I think most of us tend to reevaluate our lives and goals at the beginning of a New Year. Because of the tremendous shift in my life over the past six months, this feels more important this year. The fall and the holidays were times of unbridled joy and excitement at the rediscovery of things I hadn’t been able to do for years. I hadn’t realized how much I had lost until it was returned to me in July.
I reveled in taking my sweet dog for walks, ambling along trails that followed old railroad lines, now refurbished for walking, running, and bicycling. (I’m still at the walking stage. One thing at a time!) Or taking a path through the woods in many of the local parks, reveling in the awesomeness of God’s creation.

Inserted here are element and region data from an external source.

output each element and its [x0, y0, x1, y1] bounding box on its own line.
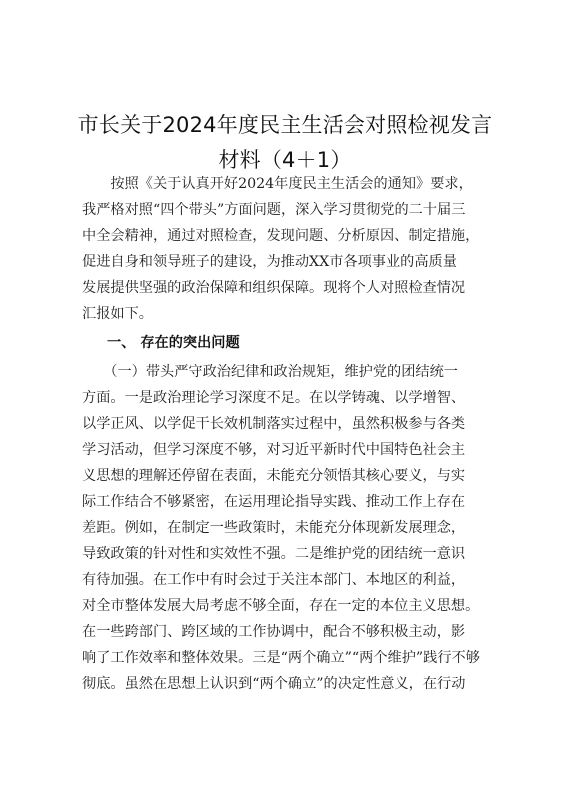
paragraph-line: 按照《关于认真开好2024年度民主生活会的通知》要求， [82, 176, 473, 192]
paragraph-line: 发展提供坚强的政治保障和组织保障。现将个人对照检查情况 [82, 280, 466, 296]
paragraph-line: 方面。一是政治理论学习深度不足。在以学铸魂、以学增智、 [82, 390, 466, 406]
paragraph-line: 汇报如下。 [82, 306, 153, 322]
paragraph-line: 以学正风、以学促干长效机制落实过程中，虽然积极参与各类 [82, 416, 466, 432]
paragraph-line: 学习活动，但学习深度不够，对习近平新时代中国特色社会主 [82, 442, 466, 458]
paragraph-line: 有待加强。在工作中有时会过于关注本部门、本地区的利益， [82, 572, 466, 588]
paragraph-line: 导致政策的针对性和实效性不强。二是维护党的团结统一意识 [82, 546, 466, 562]
paragraph-line: 对全市整体发展大局考虑不够全面，存在一定的本位主义思想。 [82, 598, 480, 614]
paragraph-line: 响了工作效率和整体效果。三是“两个确立”“两个维护”践行不够 [82, 650, 480, 666]
paragraph-line: 际工作结合不够紧密，在运用理论指导实践、推动工作上存在 [82, 494, 466, 510]
document-title-line-1: 市长关于2024年度民主生活会对照检视发言 [77, 113, 493, 137]
paragraph-line: （一）带头严守政治纪律和政治规矩，维护党的团结统一 [82, 364, 458, 380]
paragraph-line: 义思想的理解还停留在表面，未能充分领悟其核心要义，与实 [82, 468, 466, 484]
paragraph-line: 中全会精神，通过对照检查，发现问题、分析原因、制定措施， [82, 228, 480, 244]
paragraph-line: 促进自身和领导班子的建设，为推动XX市各项事业的高质量 [82, 254, 457, 270]
paragraph-line: 差距。例如，在制定一些政策时，未能充分体现新发展理念， [82, 520, 466, 536]
section-heading: 一、 存在的突出问题 [107, 335, 240, 351]
paragraph-line: 彻底。虽然在思想上认识到“两个确立”的决定性意义，在行动 [82, 676, 466, 692]
paragraph-line: 我严格对照“四个带头”方面问题，深入学习贯彻党的二十届三 [82, 202, 466, 218]
document-title-line-2: 材料（4＋1） [218, 148, 352, 172]
paragraph-line: 在一些跨部门、跨区域的工作协调中，配合不够积极主动，影 [82, 624, 466, 640]
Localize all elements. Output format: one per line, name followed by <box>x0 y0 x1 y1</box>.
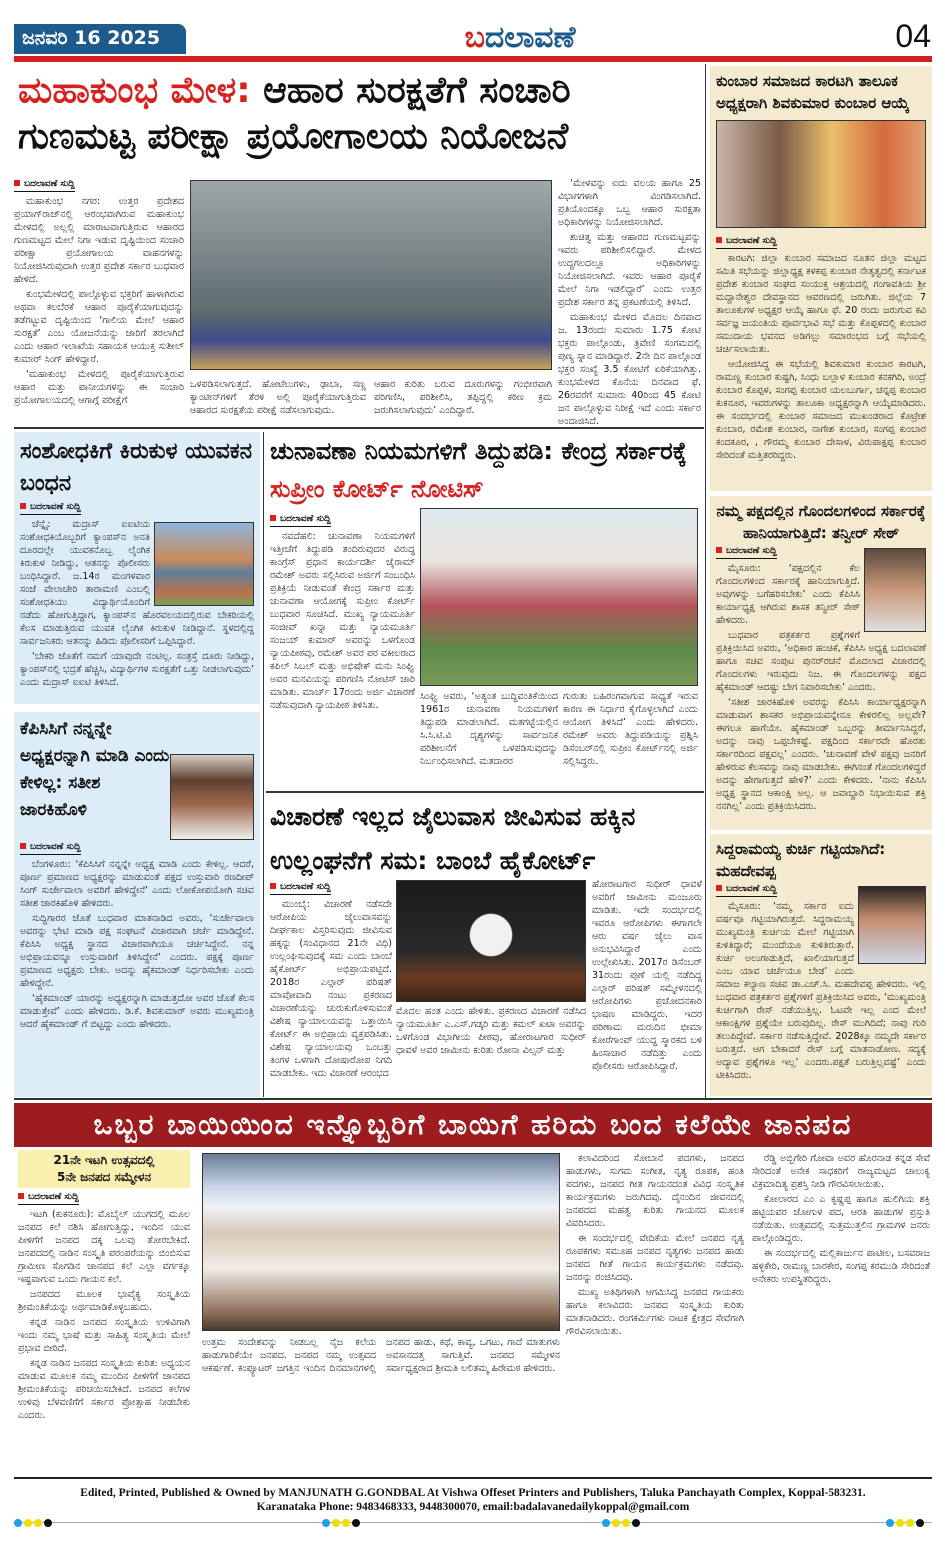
header-rule <box>14 56 932 62</box>
sc-col2: ಸಿಂಘ್ವಿ ಅವರು, ‘ಅತ್ಯಂತ ಬುದ್ಧಿವಂತಿಕೆಯಿಂದ 1961ರ ಚುನಾವಣಾ ನಿಯಮಗಳಿಗೆ ತಿದ್ದುಪಡಿ ಮಾಡಲಾಗಿದೆ. ಮತಗಟ್ಟೆಯಲ್ಲಿನ ಸಿ.ಸಿ.ಟಿ.ವಿ ದೃಶ್ಯಗಳನ್ನು ಸಾರ್ವಜನಿಕ ಪರಿಶೀಲನೆಗೆ ಒಳಪಡಿಸುವುದನ್ನು ನಿರ್ಬಂಧಿಸಲಾಗಿದೆ. ಮತದಾರರ <box>420 691 558 767</box>
folk-banner-headline: ಒಬ್ಬರ ಬಾಯಿಯಿಂದ ಇನ್ನೊಬ್ಬರಿಗೆ ಬಾಯಿಗೆ ಹರಿದು ಬಂದ ಕಲೆಯೇ ಜಾನಪದ <box>14 1103 932 1147</box>
divider <box>266 791 704 793</box>
folk-col1: ಬದಲಾವಣೆ ಸುದ್ದಿ ಇಟಗಿ (ಕುಕನೂರು): ಮೊಬೈಲ್ ಯುಗದಲ್ಲಿ ಮೂಲ ಜನಪದ ಕಲೆ ನಶಿಸಿ ಹೋಗುತ್ತಿದ್ದು, ಇಂದಿನ ಯುವ ಪೀಳಿಗೆಗೆ ಜನಪದ ದಕ್ಕ ಒಲವು ತೋರಬೇಕಿದೆ. ಜನಪದದಲ್ಲಿ ನಾಡಿನ ಸಂಸ್ಕೃತಿ ಪರಂಪರೆಯನ್ನು ಬಿಂಬಿಸುವ ಗ್ರಾಮೀಣ ಸೊಗಡಿನ ಜಾನಪದ ಕಲೆ ಎಲ್ಲಾ ವರ್ಗಕ್ಕೂ ಇಷ್ಟವಾಗುವ ಒಂದು ಗಾಯನ ಕಲೆ. ಜನಪದದ ಮೂಲಕ ಭಾವೈಕ್ಯ ಸಂಸ್ಕೃತಿಯ ಶ್ರೀಮಂತಿಕೆಯನ್ನು ಅರ್ಥಮಾಡಿಕೊಳ್ಳಬಹುದು. ಕನ್ನಡ ನಾಡಿನ ಜನಪದ ಸಂಸ್ಕೃತಿಯ ಉಳಿವಿಗಾಗಿ ಇಂದು ನಮ್ಮ ಭಾಷೆ ಮತ್ತು ಸಾಹಿತ್ಯ ಸಂಸ್ಕೃತಿಯ ಮೇಲೆ ಪ್ರಭಾವ ಬೀರಿದೆ. ಕನ್ನಡ ನಾಡಿನ ಜನಪದ ಸಂಸ್ಕೃತಿಯ ಕುರಿತು ಅಧ್ಯಯನ ಮಾಡುವ ಮೂಲಕ ನಮ್ಮ ಮುಂದಿನ ಪೀಳಿಗೆಗೆ ಜಾನಪದ ಶ್ರೀಮಂತಿಕೆಯನ್ನು ಪರಿಚಯಿಸಬೇಕಿದೆ. ಜನಪದ ಕಲೆಗಳ ಉಳಿವು ಬೆಳವಣಿಗೆಗೆ ಸರ್ಕಾರ ಪ್ರೋತ್ಸಾಹ ನೀಡಬೇಕು ಎಂದರು. <box>18 1192 190 1421</box>
iit-building-photo <box>154 522 254 606</box>
folk-col3: ಕಲಾವಿದರಿಂದ ಸೋಬಾನೆ ಪದಗಳು, ಜನಪದ ಹಾಡುಗಳು, ಸುಗಮ ಸಂಗೀತ, ನೃತ್ಯ ರೂಪಕ, ಹಂತಿ ಪದಗಳು, ಜನಪದ ಗೀತ ಗಾಯನದಂತ ವಿವಿಧ ಸಂಸ್ಕೃತಿಕ ಕಾರ್ಯಕ್ರಮಗಳು ಜರುಗಿದವು. ದೈನಂದಿನ ಜೀವನದಲ್ಲಿ ಜನಪದದ ಮಹತ್ವ ಕುರಿತು ಗಾಯನದ ಮೂಲಕ ವಿವರಿಸಿದರು. ಈ ಸಂದರ್ಭದಲ್ಲಿ ವೇದಿಕೆಯ ಮೇಲೆ ಜನಪದ ನೃತ್ಯ ರೂಪಕಗಳು ಸಮೂಹ ಜನಪದ ನೃತ್ಯಗಳು ಜನಪದ ಹಾಡು ಜನಪದ ಗೀತೆ ಗಾಯನ ಕಾರ್ಯಕ್ರಮಗಳು ನಡೆದವು. ಜನರನ್ನು ರಂಜಿಸಿದವು. ಮುಖ್ಯ ಅತಿಥಿಗಳಾಗಿ ಆಗಮಿಸಿದ್ದ ಜನಪದ ಗಾಯಕರು ಹಾಗೂ ಕಲಾವಿದರು ಜನಪದ ಸಂಸ್ಕೃತಿಯ ಕುರಿತು ಮಾತನಾಡಿದರು. ರಂಗಕರ್ಮಿಗಳು ನಾಟಕ ಕ್ಷೇತ್ರದ ಸೇವೆಗಾಗಿ ಗೌರವಿಸಲಾಯಿತು. <box>566 1153 744 1337</box>
divider <box>263 432 264 1097</box>
folk-event-photo <box>202 1153 560 1331</box>
kpcc-story: ಕೆಪಿಸಿಸಿಗೆ ನನ್ನನ್ನೇ ಅಧ್ಯಕ್ಷರನ್ನಾಗಿ ಮಾಡಿ ಎಂದು ಕೇಳಿಲ್ಲ: ಸತೀಶ ಜಾರಕಿಹೊಳಿ ಬದಲಾವಣೆ ಸುದ್ದಿ ಬೆಂಗಳೂರು: ‘ಕೆಪಿಸಿಸಿಗೆ ನನ್ನನ್ನೇ ಅಧ್ಯಕ್ಷ ಮಾಡಿ ಎಂದು ಕೇಳಿಲ್ಲ. ಆದರೆ, ಪೂರ್ಣ ಪ್ರಮಾಣದ ಅಧ್ಯಕ್ಷರನ್ನು ಮಾಡುವಂತೆ ಪಕ್ಷದ ಉಸ್ತುವಾರಿ ರಣದೀಪ್ ಸಿಂಗ್ ಸುರ್ಜೇವಾಲಾ ಅವರಿಗೆ ಹೇಳಿದ್ದೇನೆ’ ಎಂದು ಲೋಕೋಪಯೋಗಿ ಸಚಿವ ಸತೀಶ ಜಾರಕಿಹೊಳಿ ಹೇಳಿದರು. ಸುದ್ದಿಗಾರರ ಜೊತೆ ಬುಧವಾರ ಮಾತನಾಡಿದ ಅವರು, ‘ಸುರ್ಜೇವಾಲಾ ಅವರನ್ನು ಭೇಟಿ ಮಾಡಿ ಪಕ್ಷ ಸಂಘಟನೆ ವಿಚಾರವಾಗಿ ಚರ್ಚೆ ಮಾಡಿದ್ದೇನೆ. ಕೆಪಿಸಿಸಿ ಅಧ್ಯಕ್ಷ ಸ್ಥಾನದ ವಿಚಾರವಾಗಿಯೂ ಚರ್ಚಿಸಿದ್ದೇನೆ. ನನ್ನ ಅಭಿಪ್ರಾಯವನ್ನೂ ಉಸ್ತುವಾರಿಗೆ ತಿಳಿಸಿದ್ದೇನೆ’ ಎಂದರು. ಪಕ್ಷಕ್ಕೆ ಪೂರ್ಣ ಪ್ರಮಾಣದ ಅಧ್ಯಕ್ಷರು ಬೇಕು. ಅದನ್ನು ಹೈಕಮಾಂಡ್ ನಿರ್ಧರಿಸಬೇಕು ಎಂದು ಹೇಳಿದ್ದೇನೆ. ‘ಹೈಕಮಾಂಡ್ ಯಾರನ್ನು ಅಧ್ಯಕ್ಷರನ್ನಾಗಿ ಮಾಡುತ್ತದೋ ಅವರ ಜೊತೆ ಕೆಲಸ ಮಾಡುತ್ತೇವೆ’ ಎಂದು ಹೇಳಿದರು. ಡಿ.ಕೆ. ಶಿವಕುಮಾರ್ ಅವರು ಮುಖ್ಯಮಂತ್ರಿ ಆದರೆ ಹೈಕಮಾಂಡ್ ಗೆ ಬಿಟ್ಟದ್ದು ಎಂದು ಹೇಳಿದರು. <box>14 712 260 1097</box>
bombay-caption: ಮೊದಲ ಹಂತ ಎಂದು ಹೇಳಿತು. ಪ್ರಕರಣದ ವಿಚಾರಣೆ ನಡೆಸಿದ ನ್ಯಾಯಮೂರ್ತಿ ಎ.ಎಸ್.ಗಡ್ಕರಿ ಮತ್ತು ಕಮಲ್ ಖಟಾ ಅವರನ್ನು ಒಳಗೊಂಡ ವಿಭಾಗೀಯ ಪೀಠವು, ಹೋರಾಟಗಾರ ಸುಧೀರ್ ಧಾವಳೆ ಅವರ ಜಾಮೀನು ಕುರಿತು ರೋನಾ ವಿಲ್ಸನ್ ಮತ್ತು <box>396 1006 586 1056</box>
bombay-col3: ಹೋರಾಟಗಾರ ಸುಧೀರ್ ಧಾವಳೆ ಅವರಿಗೆ ಜಾಮೀನು ಮಂಜೂರು ಮಾಡಿತು. ಇದೇ ಸಂದರ್ಭದಲ್ಲಿ ಇವರೂ ಆರೋಪಿಗಳು ಈಗಾಗಲೇ ಆರು ವರ್ಷ ಜೈಲು ವಾಸ ಅನುಭವಿಸಿದ್ದಾರೆ ಎಂದು ಉಲ್ಲೇಖಿಸಿತು. 2017ರ ಡಿಸೆಂಬರ್ 31ರಂದು ಪುಣೆ ಯಲ್ಲಿ ನಡೆದಿದ್ದ ಎಲ್ಗಾರ್ ಪರಿಷತ್ ಸಮ್ಮೇಳನದಲ್ಲಿ ಆರೋಪಿಗಳು ಪ್ರಚೋದನಕಾರಿ ಭಾಷಣ ಮಾಡಿದ್ದರು. ಇದರ ಪರಿಣಾಮ ಮರುದಿನ ಭೀಮಾ ಕೋರೆಗಾಂವ್ ಯುದ್ಧ ಸ್ಮಾರಕದ ಬಳಿ ಹಿಂಸಾಚಾರ ನಡೆದಿತ್ತು ಎಂದು ಪೊಲೀಸರು ಆರೋಪಿಸಿದ್ದಾರೆ. <box>592 879 702 1072</box>
divider <box>14 427 704 429</box>
divider <box>14 1098 932 1100</box>
folk-caption: ಉತ್ತಮ ಸಂದೇಶವನ್ನು ನೀಡಬಲ್ಲ ನೈಜ ಕಲೆಯ ಹಾಡುಗಾರಿಕೆಯೇ ಜನಪದ. ಜನಪದ ನಮ್ಮ ಉತ್ಸವದ ಆಕರ್ಷಣೆ. ಕಂಪ್ಯೂಟರ್ ಜಗತ್ತಿನ ಇಂದಿನ ದಿನಮಾನಗಳಲ್ಲಿ ಜನಪದ ಹಾಡು, ಕಥೆ, ಕಾವ್ಯ, ಒಗಟು, ಗಾದೆ ಮಾತುಗಳು ಅವಸಾನದತ್ತ ಸಾಗುತ್ತಿವೆ. ಜನಪದ ಸಮ್ಮೇಳನ ಸರ್ವಾಧ್ಯಕ್ಷರಾದ ಶ್ರೀಮತಿ ಲಲಿತಮ್ಮ ಹಿರೇಮಠ ಹೇಳಿದರು. <box>202 1337 560 1374</box>
shivakumar-photo <box>716 120 926 228</box>
kumbara-story: ಕುಂಬಾರ ಸಮಾಜದ ಕಾರಟಗಿ ತಾಲೂಕ ಅಧ್ಯಕ್ಷರಾಗಿ ಶಿವಕುಮಾರ ಕುಂಬಾರ ಆಯ್ಕೆ ಬದಲಾವಣೆ ಸುದ್ದಿ ಕಾರಟಗಿ: ಜಿಲ್ಲಾ ಕುಂಬಾರ ಸಮಾಜದ ನೂತನ ಜಿಲ್ಲಾ ಮಟ್ಟದ ಸಮಿತಿ ಸಭೆಯನ್ನು ಜಿಲ್ಲಾಧ್ಯಕ್ಷ ಕಳಕಪ್ಪ ಕುಂಬಾರ ನೇತೃತ್ವದಲ್ಲಿ ಕರ್ನಾಟಕ ಪ್ರದೇಶ ಕುಂಬಾರ ಸಂಘದ ಸಂಯುಕ್ತ ಆಶ್ರಯದಲ್ಲಿ ಗಂಗಾವತಿಯ ಶ್ರೀ ಮದ್ದಾನೇಶ್ವರ ದೇವಸ್ಥಾನದ ಆವರಣದಲ್ಲಿ ಜರುಗಿತು. ಜಿಲ್ಲೆಯ 7 ತಾಲೂಕುಗಳ ಅಧ್ಯಕ್ಷರ ಆಯ್ಕೆ ಹಾಗೂ ಫೆ. 20 ರಂದು ಜರುಗುವ ಕವಿ ಸರ್ವಜ್ಞ ಜಯಂತಿಯ ಪೂರ್ವಭಾವಿ ಸಭೆ ಮತ್ತು ಕೊಪ್ಪಳದಲ್ಲಿ ಕುಂಬಾರ ಸಮುದಾಯ ಭವನದ ಅಡಿಗಲ್ಲು ಸಮಾರಂಭದ ಬಗ್ಗೆ ಸಭೆಯಲ್ಲಿ ಚರ್ಚಿಸಲಾಯಿತು. ಆಯೋಜಿಸಿದ್ದ ಈ ಸಭೆಯಲ್ಲಿ ಶಿವಕುಮಾರ ಕುಂಬಾರ ಕಾರಟಗಿ, ರಾಮಣ್ಣ ಕುಂಬಾರ ಕುಷ್ಟಗಿ, ಸಿಂಧು ಬಲ್ಲಾಳ ಕುಂಬಾರ ಕನಕಗಿರಿ, ಅಂದ್ರೆ ಕುಂಬಾರ ಕೊಪ್ಪಳ, ಸಂಗಪ್ಪ ಕುಂಬಾರ ಯಲಬುರ್ಗಾ, ಚನ್ನಪ್ಪ ಕುಂಬಾರ ಕುಕನೂರ, ಇವರುಗಳನ್ನು ತಾಲೂಕಾ ಅಧ್ಯಕ್ಷರನ್ನಾಗಿ ಆಯ್ಕೆಮಾಡಿದರು. ಈ ಸಂದರ್ಭದಲ್ಲಿ ಕುಂಬಾರ ಸಮಾಜದ ಮುಖಂಡರಾದ ಕೊಟ್ರೇಶ ಕುಂಬಾರ, ರಮೇಶ ಕುಂಬಾರ, ನಾಗೇಶ ಕುಂಬಾರ, ಸಂಗಪ್ಪ ಕುಂಬಾರ ಕಂದಕೂರ, , ಗೌರಮ್ಮ ಕುಂಬಾರ ದೇಸಾಳ, ವಿರುಪಾಕ್ಷಪ್ಪ ಕುಂಬಾರ ಸೇರಿದಂತೆ ಮತ್ತಿತರರಿದ್ದರು. <box>710 66 932 491</box>
issue-date: ಜನವರಿ 16 2025 <box>14 24 186 54</box>
siddaramaiah-story: ಸಿದ್ದರಾಮಯ್ಯ ಕುರ್ಚಿ ಗಟ್ಟಿಯಾಗಿದೆ: ಮಹದೇವಪ್ಪ ಬದಲಾವಣೆ ಸುದ್ದಿ ಮೈಸೂರು: ‘ನಮ್ಮ ಸರ್ಕಾರ ಐದು ವರ್ಷವೂ ಗಟ್ಟಿಯಾಗಿರುತ್ತದೆ. ಸಿದ್ದರಾಮಯ್ಯ ಮುಖ್ಯಮಂತ್ರಿ ಕುರ್ಚಿಯ ಮೇಲೆ ಗಟ್ಟಿಯಾಗಿ ಕುಳಿತಿದ್ದಾರೆ; ಮುಂದೆಯೂ ಕುಳಿತಿರುತ್ತಾರೆ. ಕುರ್ಚಿ ಅಲುಗಾಡುತ್ತಿದೆ, ಖಾಲಿಯಾಗುತ್ತದೆ ಎಂಬ ಯಾವ ಚರ್ಚೆಯೂ ಬೇಡ’ ಎಂದು ಸಮಾಜ ಕಲ್ಯಾಣ ಸಚಿವ ಡಾ.ಎಚ್.ಸಿ. ಮಹದೇವಪ್ಪ ಹೇಳಿದರು. ಇಲ್ಲಿ ಬುಧವಾರ ಪತ್ರಕರ್ತರ ಪ್ರಶ್ನೆಗಳಿಗೆ ಪ್ರತಿಕ್ರಿಯಿಸಿದ ಅವರು, ‘ಮುಖ್ಯಮಂತ್ರಿ ಕುರ್ಚಿಗಾಗಿ ರೇಸ್ ನಡೆಯುತ್ತಿಲ್ಲ. ಓಟವೇ ಇಲ್ಲ ಎಂದ ಮೇಲೆ ಆಕಾಂಕ್ಷಿಗಳ ಪ್ರಶ್ನೆಯೇ ಬರುವುದಿಲ್ಲ. ರೇಸ್ ಮುಗಿದಿದೆ; ನಾವು ಗುರಿ ತಲುಪಿದ್ದೇವೆ. ಸರ್ಕಾರ ನಡೆಸುತ್ತಿದ್ದೇವೆ. 2028ಕ್ಕೂ ನಮ್ಮದೇ ಸರ್ಕಾರ ಬರುತ್ತದೆ. ಆಗ ಬೇಕಾದರೆ ರೇಸ್ ಬಗ್ಗೆ ಮಾತನಾಡೋಣ. ಸದ್ಯಕ್ಕೆ ಅದ್ಯಾವ ಪ್ರಶ್ನೆಗಳೂ ಇಲ್ಲ’ ಎಂದರು.ಪಕ್ಷತೆ ಬರುತ್ತಿಲ್ಲವಷ್ಟೆ’ ಎಂದು ಟೀಕಿಸಿದರು. <box>710 834 932 1096</box>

I reveled in taking a few days to spend with my daughter in her third floor apartment, actually being able to walk up to the third floor—and not having to drag all kinds of medical equipment. During that visit I walked the length of the town in which she lives, embracing the joy of their Light-Up Night celebrations and the many activities that took place all over town.
I reveled in becoming more involved in the women’s Bible study at church in which I’d participated for the past five years. The fact that I no longer struggle with debilitating fatigue has given me the energy to exercise my God-given gifts of teaching and singing.
I reveled in having choices about what to do with my days. I forged ahead with little thought of planning my time and activities. I just went and did.
I’ve had my season of fun and revelry. But now comes the time to reflect and deal with the temptation to grab EVERY opportunity that presents itself. It’s time to evaluate and prioritize and choose what my life is going to look like for the long haul.
And the truth is I still have work to do in regards to my healing. The years of steroid treatment have left me with many unwanted and unhealthy pounds that need to be stripped from my body (would that they could in one fell swoop!). Physical inactivity has resulted in deconditioning and loss of strength.
Most exciting is that the constant brain fog that accompanied the fatigue is gone, giving me a clearer mind to pursue my writing goals. I have two major projects I intend to work on this year as well as being more diligent in pursuing publication for numerous completed works.
One of the ways I hope to accomplish these goals is through both focus and discipline, two things I’ve never been very accomplished at. But with God’s help and the new chapter He’s writing in my life, I know that ALL things are indeed possible. I heard this quote at a meeting I attended this past weekend. “I know that God wants what is best for me. So why don’t I want what’s best for me?”
Let me know what your thoughts and goals are for the year. Then join me as we pursue not just the good things in my life and yours, but the BEST. WE CAN DO IT!